Matthies, D., Haberstock, S., Joos, F., Dötsch, V., Vonck, J., Bernhard, F., et al. (2011). Cell-Free Expression and Assembly of ATP Synthase. Journal of Molecular Biology, 413, 593-603. doi:10.1016/j.jmb.2011.08.055.


Cite as: https://hdl.handle.net/11858/00-001M-0000-0024-D650-C
Abstract
Cell-free (CF) expression technologies have emerged as promising methods for the production of individual membrane proteins of different types and origin. However, many membrane proteins need to be integrated in complex assemblies by interaction with soluble and membrane-integrated subunits in order to adopt stable and functionally folded structures. The production of complete molecular machines by CF expression as advancement of the production of only individual subunits would open a variety of new possibilities to study their assembly mechanisms, function, or composition. We demonstrate the successful CF formation of large molecular complexes consisting of both membrane-integrated and soluble subunits by expression of the atp operon from Caldalkalibacillus thermarum strain TA2.A1 using Escherichia coli extracts. The operon comprises nine open reading frames, and the 542-kDa F1Fo-ATP synthase complex is composed of 9 soluble and 16 membrane-embedded proteins in the stoichiometry α3β3γδɛab2c13. Complete assembly into the functional complex was accomplished in all three typically used CF expression modes by (i) solubilizing initial precipitates, (ii) cotranslational insertion into detergent micelles or (iii) cotranslational insertion into preformed liposomes.
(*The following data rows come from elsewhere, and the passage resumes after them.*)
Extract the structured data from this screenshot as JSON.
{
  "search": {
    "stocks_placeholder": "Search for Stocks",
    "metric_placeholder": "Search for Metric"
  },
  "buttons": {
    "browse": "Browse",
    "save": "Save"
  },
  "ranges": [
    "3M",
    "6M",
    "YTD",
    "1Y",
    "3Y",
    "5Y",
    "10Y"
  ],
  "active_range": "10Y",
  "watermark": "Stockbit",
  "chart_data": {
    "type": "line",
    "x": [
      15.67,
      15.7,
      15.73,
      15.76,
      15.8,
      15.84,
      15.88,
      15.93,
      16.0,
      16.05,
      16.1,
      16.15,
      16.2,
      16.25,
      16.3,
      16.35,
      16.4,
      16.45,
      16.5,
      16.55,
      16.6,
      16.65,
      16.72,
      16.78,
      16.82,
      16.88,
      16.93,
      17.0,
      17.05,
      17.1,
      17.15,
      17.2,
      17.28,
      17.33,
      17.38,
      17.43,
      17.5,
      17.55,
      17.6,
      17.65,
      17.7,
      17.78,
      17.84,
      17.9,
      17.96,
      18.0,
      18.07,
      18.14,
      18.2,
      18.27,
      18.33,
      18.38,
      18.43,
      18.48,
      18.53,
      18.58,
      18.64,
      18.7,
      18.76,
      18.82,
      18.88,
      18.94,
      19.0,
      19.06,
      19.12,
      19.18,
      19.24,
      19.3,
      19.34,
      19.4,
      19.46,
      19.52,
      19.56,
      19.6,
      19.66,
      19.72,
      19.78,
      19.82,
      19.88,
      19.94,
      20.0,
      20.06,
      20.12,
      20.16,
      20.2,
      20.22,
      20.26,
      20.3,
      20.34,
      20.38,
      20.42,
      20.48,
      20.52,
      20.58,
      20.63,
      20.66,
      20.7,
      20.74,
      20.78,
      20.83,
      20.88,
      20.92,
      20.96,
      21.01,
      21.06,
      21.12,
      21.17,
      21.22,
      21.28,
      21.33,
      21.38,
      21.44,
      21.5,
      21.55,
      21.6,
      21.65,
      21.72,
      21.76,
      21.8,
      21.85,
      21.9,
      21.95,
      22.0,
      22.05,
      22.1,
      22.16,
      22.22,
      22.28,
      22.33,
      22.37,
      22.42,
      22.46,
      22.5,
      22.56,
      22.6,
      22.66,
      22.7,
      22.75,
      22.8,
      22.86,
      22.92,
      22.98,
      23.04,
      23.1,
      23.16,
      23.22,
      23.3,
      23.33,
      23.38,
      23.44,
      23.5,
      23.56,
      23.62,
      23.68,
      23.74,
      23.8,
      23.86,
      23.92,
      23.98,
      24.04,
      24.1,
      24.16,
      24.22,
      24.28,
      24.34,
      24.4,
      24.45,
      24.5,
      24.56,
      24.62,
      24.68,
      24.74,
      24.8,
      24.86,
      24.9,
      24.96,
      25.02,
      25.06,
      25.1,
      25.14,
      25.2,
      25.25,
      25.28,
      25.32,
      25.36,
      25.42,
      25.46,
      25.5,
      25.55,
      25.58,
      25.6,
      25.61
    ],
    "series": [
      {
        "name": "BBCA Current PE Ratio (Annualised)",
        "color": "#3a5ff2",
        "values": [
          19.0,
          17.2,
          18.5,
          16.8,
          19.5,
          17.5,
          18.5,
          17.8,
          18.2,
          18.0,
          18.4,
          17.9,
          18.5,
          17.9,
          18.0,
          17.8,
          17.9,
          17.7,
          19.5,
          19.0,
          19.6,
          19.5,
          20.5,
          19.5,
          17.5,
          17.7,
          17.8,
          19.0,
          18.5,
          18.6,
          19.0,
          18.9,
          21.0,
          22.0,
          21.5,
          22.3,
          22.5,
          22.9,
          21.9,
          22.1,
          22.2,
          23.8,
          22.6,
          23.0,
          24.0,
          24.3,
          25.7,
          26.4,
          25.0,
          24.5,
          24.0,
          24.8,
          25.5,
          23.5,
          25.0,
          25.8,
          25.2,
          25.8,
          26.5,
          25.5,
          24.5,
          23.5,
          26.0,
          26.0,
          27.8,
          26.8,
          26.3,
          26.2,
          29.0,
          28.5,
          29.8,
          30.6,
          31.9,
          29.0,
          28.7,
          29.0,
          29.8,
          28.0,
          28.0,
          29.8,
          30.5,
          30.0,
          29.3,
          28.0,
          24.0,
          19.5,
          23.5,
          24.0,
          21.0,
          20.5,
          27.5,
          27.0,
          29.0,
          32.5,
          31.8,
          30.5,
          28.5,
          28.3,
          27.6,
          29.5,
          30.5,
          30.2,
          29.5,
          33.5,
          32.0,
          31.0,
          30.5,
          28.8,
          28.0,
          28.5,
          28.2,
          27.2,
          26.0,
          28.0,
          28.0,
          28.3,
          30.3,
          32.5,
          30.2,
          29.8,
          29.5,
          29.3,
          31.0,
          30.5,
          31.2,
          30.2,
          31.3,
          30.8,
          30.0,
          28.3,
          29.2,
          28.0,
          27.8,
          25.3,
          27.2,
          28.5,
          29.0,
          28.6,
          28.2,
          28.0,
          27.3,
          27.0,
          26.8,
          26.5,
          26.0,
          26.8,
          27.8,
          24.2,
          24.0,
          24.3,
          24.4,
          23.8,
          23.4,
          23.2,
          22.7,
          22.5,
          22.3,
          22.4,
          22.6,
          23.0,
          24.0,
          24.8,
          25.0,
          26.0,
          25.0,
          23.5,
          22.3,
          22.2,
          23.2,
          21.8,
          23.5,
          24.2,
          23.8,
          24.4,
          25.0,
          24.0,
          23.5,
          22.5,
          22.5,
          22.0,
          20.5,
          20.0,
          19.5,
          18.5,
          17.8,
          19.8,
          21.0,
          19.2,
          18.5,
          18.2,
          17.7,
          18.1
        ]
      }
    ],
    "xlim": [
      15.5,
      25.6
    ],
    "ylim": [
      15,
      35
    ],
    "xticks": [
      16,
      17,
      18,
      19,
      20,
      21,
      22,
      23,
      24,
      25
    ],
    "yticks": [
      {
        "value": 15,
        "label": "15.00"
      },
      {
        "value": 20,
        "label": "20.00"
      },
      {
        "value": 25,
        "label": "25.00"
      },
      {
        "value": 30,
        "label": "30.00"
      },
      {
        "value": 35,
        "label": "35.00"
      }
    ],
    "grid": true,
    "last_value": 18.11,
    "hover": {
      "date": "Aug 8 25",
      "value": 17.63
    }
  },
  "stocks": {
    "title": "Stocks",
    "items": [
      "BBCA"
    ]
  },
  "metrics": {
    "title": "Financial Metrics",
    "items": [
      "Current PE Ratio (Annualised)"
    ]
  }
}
The presence of all eight subunits, as well as specific enzyme activity and inhibition of the complex, was confirmed by biochemical analyses, freeze-fracture electron microscopy, and immunogold labeling. Further, single-particle analysis demonstrates that the structure and subunit organization of the CF and the reference in vivo expressed ATP synthase complexes are identical. This work establishes the production of highly complex molecular machines in defined environments either as proteomicelles or as proteoliposomes as a new application of CF expression systems.